Ya nos hemos referido al famoso Dictatus Papae del año 1075 que contiene las reformas impulsadas por Gregorio VII, mismas que traerían como consecuencia un fortísimo enfrentamiento entre este Papa y el Emperador germano Enrique IV, a quien el primero excomulgo doblemente y que fue capaz de influir para convocar y realizar un sínodo (el de Worms, celebrado en enero de 1076), en el que se acordó la destitución y excomunión de Gregorio VII. Este zipizape adquirió caracteres trágicos al acudir el Emperador germano a Roma con el fin de deponer mediante el poder de sus ejércitos, al Papa. Sólo la intervención de las fuerzas normandas fue capaz de garantizar la vida de Gregorio VII, quien hubo de abandonar Roma, muriendo poco tiempo después en el exilio.

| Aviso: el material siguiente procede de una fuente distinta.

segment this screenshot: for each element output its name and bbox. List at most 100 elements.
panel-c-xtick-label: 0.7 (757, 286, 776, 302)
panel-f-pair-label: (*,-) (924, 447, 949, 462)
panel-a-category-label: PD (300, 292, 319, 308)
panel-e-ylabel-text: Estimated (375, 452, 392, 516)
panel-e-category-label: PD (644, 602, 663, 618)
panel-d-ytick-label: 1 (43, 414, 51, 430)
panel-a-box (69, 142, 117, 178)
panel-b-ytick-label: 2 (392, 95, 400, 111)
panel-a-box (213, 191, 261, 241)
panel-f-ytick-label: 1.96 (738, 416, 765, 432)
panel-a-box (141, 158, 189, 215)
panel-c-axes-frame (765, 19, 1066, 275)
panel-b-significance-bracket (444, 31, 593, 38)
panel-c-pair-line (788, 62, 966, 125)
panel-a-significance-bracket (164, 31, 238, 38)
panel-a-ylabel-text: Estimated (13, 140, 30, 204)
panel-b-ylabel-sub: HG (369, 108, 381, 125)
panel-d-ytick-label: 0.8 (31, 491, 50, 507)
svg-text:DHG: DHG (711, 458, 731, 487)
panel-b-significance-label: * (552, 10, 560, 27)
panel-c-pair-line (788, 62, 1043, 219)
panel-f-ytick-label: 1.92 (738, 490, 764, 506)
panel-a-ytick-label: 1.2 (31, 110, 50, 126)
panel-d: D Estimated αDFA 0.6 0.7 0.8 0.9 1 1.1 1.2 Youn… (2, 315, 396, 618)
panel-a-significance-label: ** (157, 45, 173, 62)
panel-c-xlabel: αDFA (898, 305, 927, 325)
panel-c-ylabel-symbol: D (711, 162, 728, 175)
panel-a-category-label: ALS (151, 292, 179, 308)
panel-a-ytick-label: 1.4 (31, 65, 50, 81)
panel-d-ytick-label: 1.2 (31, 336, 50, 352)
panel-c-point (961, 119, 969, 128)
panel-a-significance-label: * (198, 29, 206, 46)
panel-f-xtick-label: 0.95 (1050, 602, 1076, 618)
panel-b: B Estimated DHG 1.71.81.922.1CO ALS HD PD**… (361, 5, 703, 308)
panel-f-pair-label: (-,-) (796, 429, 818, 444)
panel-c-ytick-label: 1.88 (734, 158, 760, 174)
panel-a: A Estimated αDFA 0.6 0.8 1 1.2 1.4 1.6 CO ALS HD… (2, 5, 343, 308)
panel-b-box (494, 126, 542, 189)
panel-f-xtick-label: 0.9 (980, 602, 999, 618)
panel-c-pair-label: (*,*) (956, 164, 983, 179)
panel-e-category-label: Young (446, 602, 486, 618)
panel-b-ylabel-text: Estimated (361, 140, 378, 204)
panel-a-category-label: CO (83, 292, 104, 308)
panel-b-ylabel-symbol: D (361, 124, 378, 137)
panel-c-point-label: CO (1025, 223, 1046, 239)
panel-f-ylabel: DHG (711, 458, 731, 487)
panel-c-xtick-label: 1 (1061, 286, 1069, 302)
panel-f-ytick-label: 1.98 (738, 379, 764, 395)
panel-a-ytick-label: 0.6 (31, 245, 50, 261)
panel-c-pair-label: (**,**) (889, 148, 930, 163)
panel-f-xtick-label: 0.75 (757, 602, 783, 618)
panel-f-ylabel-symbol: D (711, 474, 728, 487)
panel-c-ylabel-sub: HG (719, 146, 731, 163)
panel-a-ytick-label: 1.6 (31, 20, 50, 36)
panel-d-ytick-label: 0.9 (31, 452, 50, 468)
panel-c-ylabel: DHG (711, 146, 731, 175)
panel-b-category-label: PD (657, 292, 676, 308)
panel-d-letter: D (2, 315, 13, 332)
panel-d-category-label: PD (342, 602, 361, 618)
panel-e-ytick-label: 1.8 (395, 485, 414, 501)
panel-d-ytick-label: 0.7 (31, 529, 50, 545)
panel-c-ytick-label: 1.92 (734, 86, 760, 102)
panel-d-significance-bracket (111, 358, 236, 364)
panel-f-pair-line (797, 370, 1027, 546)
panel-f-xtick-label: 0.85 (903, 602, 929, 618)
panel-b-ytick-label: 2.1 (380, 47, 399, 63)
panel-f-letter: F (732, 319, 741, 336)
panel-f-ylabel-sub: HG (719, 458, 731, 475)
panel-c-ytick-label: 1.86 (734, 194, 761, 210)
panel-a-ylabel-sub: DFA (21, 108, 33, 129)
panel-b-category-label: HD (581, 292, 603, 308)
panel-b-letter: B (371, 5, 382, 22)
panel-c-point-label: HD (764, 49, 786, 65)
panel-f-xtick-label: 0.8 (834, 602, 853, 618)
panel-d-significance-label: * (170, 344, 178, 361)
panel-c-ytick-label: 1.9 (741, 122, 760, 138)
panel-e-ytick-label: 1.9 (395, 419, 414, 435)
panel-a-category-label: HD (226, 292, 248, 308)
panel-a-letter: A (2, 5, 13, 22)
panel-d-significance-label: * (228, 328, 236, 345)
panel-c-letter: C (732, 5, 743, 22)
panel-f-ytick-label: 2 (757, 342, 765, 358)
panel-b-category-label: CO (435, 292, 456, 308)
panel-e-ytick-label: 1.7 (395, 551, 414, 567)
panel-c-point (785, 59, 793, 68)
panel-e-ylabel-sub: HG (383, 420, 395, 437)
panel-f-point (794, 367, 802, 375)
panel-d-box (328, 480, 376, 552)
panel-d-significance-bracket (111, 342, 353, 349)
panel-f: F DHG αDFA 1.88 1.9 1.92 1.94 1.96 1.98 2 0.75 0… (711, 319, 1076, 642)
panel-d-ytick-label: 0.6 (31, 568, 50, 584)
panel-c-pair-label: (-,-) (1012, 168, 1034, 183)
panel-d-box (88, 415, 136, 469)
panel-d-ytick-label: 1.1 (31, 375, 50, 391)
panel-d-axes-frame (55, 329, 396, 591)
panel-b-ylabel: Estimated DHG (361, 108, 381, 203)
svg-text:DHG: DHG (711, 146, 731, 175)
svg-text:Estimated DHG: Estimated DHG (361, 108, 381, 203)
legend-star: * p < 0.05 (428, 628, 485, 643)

El revuelo que provocó la reforma impulsada por Gregorio VII demostró que era en la abadía de Cluny donde se diseñaba la política papal, pues no puede dejarse de lado el hecho de que Hildebrando de Soana haya sido un distinguido monje de esa abadía. Con el diseño de una política papal, se inauguraba un nuevo proceso de desarrollo en pos de la consolidación del poder eclesiástico universal.